I’m showing my horse this weekend and this week is my first scheduled massage appointment. Is this okay?

Yes, once your horse is on a regular massage schedule. If this is your horse’s first session it is recommended that you do not have your horses massaged 5 days before a show. This is because both horse and rider need time to adjust to their new way of moving and some horses may be slightly sensitive afterwards. 

How long do I have to wait until I can ride my horse after a session?

Light follow-up exercise is a component of equine sports massage. Therefore a 15-20 minute hack, or a gentle trail ride would greatly benefit your horse because exercise following the massage helps in the re-education of muscle fibers to the correct alignment. If you are unable to ride your horse after his session I recommend a 10-15 minute brisk hand-walk within 2 hours of his session. However, horses with injuries that are on stall-rest or that are prohibited from any exercise will still benefit from Equine Body Work.

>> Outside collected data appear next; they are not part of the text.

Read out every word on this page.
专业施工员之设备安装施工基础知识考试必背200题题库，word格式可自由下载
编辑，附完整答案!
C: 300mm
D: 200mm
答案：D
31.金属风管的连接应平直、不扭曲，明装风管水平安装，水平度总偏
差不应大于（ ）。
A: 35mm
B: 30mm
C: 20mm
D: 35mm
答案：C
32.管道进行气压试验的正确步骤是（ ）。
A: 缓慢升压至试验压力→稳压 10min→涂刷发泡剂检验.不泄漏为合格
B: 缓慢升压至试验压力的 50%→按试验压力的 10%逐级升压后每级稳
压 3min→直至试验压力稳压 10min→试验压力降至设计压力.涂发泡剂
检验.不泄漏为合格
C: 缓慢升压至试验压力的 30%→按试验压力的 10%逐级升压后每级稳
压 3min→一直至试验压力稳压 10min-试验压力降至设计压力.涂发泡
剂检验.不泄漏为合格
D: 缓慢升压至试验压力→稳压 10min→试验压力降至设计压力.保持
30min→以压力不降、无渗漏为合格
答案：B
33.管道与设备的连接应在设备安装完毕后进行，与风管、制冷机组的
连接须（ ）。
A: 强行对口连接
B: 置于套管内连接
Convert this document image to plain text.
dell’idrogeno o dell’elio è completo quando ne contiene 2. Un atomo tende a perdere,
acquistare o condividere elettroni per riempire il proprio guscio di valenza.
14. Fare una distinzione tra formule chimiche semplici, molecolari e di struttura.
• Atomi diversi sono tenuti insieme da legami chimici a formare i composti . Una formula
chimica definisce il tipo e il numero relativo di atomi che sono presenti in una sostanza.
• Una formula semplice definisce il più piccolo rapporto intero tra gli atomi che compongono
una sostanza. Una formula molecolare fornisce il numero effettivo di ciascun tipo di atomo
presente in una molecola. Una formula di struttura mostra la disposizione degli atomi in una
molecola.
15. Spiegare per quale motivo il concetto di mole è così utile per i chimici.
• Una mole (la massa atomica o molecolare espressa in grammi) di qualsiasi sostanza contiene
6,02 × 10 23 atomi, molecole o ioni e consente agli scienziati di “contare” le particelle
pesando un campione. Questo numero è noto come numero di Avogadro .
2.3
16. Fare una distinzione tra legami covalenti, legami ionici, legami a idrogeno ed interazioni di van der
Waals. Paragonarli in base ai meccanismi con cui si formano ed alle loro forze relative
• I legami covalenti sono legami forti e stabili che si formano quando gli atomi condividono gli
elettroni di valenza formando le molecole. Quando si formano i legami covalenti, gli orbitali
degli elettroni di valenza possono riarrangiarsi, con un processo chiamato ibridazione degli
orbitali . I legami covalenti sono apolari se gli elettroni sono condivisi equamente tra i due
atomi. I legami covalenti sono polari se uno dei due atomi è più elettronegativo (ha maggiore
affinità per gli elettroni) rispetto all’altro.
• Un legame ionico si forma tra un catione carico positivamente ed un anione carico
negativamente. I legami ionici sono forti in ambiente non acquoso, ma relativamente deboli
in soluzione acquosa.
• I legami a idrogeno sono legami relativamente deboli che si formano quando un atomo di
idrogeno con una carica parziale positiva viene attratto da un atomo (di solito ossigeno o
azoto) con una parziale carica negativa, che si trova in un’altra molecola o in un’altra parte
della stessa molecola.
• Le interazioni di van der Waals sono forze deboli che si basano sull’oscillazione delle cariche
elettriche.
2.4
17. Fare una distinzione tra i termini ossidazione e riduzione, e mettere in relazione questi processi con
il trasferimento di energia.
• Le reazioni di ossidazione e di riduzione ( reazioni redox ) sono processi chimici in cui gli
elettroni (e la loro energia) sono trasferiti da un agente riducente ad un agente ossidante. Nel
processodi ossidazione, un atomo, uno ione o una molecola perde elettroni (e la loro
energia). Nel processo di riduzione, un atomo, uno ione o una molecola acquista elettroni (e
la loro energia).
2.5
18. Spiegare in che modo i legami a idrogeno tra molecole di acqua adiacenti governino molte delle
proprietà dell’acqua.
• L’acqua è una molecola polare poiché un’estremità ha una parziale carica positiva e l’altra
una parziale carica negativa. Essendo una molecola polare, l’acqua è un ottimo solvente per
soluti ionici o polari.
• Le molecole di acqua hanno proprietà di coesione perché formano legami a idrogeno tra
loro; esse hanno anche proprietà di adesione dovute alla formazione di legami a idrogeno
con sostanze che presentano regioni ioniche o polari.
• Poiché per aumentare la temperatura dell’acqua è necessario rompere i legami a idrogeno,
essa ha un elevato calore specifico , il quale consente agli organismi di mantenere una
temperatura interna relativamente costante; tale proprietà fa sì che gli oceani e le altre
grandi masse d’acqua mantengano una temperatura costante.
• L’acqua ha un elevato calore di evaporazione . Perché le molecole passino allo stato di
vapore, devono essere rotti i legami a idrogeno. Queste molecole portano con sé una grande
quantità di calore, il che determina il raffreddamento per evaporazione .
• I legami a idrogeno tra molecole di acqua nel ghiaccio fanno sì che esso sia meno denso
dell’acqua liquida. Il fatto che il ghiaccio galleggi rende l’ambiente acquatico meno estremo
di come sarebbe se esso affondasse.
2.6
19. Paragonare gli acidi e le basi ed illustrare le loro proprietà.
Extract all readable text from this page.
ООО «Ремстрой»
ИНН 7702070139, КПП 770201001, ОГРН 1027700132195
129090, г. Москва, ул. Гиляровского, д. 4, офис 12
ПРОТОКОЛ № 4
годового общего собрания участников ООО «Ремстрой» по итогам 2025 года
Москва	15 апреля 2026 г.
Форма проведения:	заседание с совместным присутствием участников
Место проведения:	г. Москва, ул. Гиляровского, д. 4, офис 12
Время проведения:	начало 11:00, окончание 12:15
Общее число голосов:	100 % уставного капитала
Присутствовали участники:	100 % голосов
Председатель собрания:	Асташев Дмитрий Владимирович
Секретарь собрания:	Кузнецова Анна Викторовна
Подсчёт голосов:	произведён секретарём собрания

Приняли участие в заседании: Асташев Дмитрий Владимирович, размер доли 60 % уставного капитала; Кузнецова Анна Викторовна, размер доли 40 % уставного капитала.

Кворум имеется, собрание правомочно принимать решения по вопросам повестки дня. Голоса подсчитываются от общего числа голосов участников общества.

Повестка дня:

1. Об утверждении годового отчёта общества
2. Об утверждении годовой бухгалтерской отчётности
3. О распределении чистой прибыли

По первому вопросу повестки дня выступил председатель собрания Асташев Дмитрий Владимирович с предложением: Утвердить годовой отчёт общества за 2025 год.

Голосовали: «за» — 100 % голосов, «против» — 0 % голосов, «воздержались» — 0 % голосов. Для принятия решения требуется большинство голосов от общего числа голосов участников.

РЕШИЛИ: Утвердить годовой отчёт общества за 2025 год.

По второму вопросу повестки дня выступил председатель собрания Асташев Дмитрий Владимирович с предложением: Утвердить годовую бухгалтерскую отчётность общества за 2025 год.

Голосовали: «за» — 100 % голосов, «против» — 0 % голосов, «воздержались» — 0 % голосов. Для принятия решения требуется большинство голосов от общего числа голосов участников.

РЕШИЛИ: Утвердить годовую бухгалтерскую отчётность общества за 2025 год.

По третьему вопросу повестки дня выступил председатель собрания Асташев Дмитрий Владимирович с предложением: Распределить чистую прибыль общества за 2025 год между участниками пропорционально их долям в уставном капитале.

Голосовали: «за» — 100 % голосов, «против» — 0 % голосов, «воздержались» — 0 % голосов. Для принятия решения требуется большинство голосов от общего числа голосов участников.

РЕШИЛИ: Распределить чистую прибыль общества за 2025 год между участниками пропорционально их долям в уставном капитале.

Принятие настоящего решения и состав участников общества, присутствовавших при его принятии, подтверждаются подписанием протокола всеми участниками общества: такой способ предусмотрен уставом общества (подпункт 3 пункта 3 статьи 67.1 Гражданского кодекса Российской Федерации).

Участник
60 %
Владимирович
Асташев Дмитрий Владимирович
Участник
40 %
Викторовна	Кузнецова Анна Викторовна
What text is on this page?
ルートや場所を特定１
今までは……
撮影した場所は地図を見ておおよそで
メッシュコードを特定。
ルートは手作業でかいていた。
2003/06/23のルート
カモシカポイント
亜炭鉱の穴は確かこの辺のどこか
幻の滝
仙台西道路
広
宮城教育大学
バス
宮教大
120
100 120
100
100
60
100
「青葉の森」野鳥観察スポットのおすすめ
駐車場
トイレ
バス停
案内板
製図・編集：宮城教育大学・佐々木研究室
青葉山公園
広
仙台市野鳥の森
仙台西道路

How often should a horse be massaged? 

This depends on the horse’s level of work, his confirmation, his health, the extent of an injury, the footing, and how well his tack fits. The average horse, ridden 3-5 days a week, performing moderate work, should receive a massage monthly. This allows his care-givers to have a regular check on his muscular condition and impact of training. Competition horses in more serious training, meeting higher standards and strenuous demands, need massages about every two weeks. Horses in the highest level of competition (Grand Prix Jumping, Grand Prix Dressage etc.), or whose sport places very high demands on their bodies and minds, need weekly sessions. A retired horse or a horse used for pleasure should have a massage about every 6 weeks. The frequency of massages for injured or rehabilitating horses is determined by your veterinarian and is only massaged under your veterinarian’s supervision. *Allowing more than 6 weeks between sessions will diminish the benefits of massage, and may allow issues to resurface before they are resolved.

Do I have to be there to hold my horse?

Most horses are happy to stand quietly for a massage after the initial session. As a result, owners/handlers need not be present at every session. 

When will I notice an improvement in my horse?

Sometimes there is an immediate notable improvement. Sometimes it takes a few sessions. With the exception of accidents or direct trauma, most soft tissue issues are cumulative. They didn’t happen overnight and they therefore will take some time to improve.

How long does an equine massage session last?

The massage will last anywhere between 45 min to 2 hours. However, for new clients, the first session usually last 1-2 hours. This includes static and dynamic observations, assessment of the horse, a history checklist, and a full body massage.